Or is it? George Lucas’ prequel trilogy did far more than tell the story of Father’s rise. It also revised the legacy of the Jedi, and therefore the legacy of the franchise itself. The famous Jedi Council was revealed not to be a bastion of wisdom and nobility and truth, but flawed, even corrupt: perfectly capable of manipulation and deception. In short, a colossal failure. Yoda failed Dooku, just as Obi-Wan failed Anakin and the galaxy along with him.
This was world-building – world-rebuilding – at its best. To go back and see the originals again, in the light of prequels, was to gain a deeper understanding of Luke’s Lightness, his goodness. The only reason he would have become an evil agent, it was now clear, was if he became one listened to Yoda and did not save his friends. On one level or another, Luke had perceived the failure of the Jedi, their resort to dogmatism and arrogant omniscience, and sought to break the pattern. That is why this list sets The attack of the clones near the top and Sithens revenge by itself. If a new story in a franchise deepens or expands, rather than limits or undermines, your idea and enjoyment of an original, it’s worth it – and can plausibly be considered better.
Not that JJ Abrams understood this. When he went to make his contribution to the Skywalker saga – episodes VII-IX, produced all three, directed the first and the third – he did not look to prequels for inspiration as he should have done. He looked at the originals.
The result, some say, was “shelves” for Lucas, loving reconstructions that introduced the archetypal storytelling of Star Wars to a new generation. This is hovey. Abrams’ film was, to put it bluntly, first-order plagiarism, a copy-and-paste made even more shameful by the implication that having a female lead in Daisy Ridley’s Rey was all it took to legitimize the effort. So his film must, in any order and certainly in this one, not appear anywhere but dead last. The characters and plot points were so attached to their counterparts in the original story, Abrams’ failure of imagination so total that the trilogy threatens to destroy, to this day, the legacy of the entire franchise.

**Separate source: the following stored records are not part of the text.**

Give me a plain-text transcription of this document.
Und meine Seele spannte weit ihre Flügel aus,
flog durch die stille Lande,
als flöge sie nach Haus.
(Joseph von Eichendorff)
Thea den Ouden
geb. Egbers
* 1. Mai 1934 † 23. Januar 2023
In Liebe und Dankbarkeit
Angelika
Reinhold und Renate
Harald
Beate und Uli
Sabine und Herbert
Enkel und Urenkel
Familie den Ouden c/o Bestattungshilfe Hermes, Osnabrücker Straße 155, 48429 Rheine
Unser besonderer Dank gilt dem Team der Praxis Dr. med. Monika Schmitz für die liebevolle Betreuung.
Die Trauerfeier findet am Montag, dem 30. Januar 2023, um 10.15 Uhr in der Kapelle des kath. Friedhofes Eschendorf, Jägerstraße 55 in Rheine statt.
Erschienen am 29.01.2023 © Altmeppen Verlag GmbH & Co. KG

That is again why this list hates lists. Because as much as Abrams is to blame for the general worthlessness of Rey’s journey to Jedi Judgment – and he is, in fact – lists, especially those that only serve to recapitulate norms, are just as, and perhaps even more, responsible . Lazy, lame, dull, lacking, such lists are. By constantly supporting the glory of the old, they inflict their own risk aversion on the outside, poisoning the audience with a conservatism in fundamental opposition to the liberating art of storytelling. As a result, fandoms, far from welcoming radical change, demand fidelity, loyaltyto tradition.
Over the years, certain parts of the Star Wars fandom have proven to be exactly that: backwards in the extreme and thus unwelcome of transformation. Not wise, in other words, or noble or true, but flawed, even corrupt – men’s fault. How great this sodality is has never been entirely clear. What’s clear is this: They’re out there now, and they’re holding us back.
And they are most likely many of you: the audience for an article like this. Ask yourself, as Yoda once asked Luke: Why are you here? Because if it’s to quarrel and show off and police and hate – and what else would it be? – an evil agent, you are already. Seeking out the locations of Star Wars movies, reading list after list after bullshit list, is ultimately to justify your obsession and nostalgia for a dying franchise: the endless hours you have spent rediscovering its meaningless details. If only you had friends to flee to. If only you had real people to save.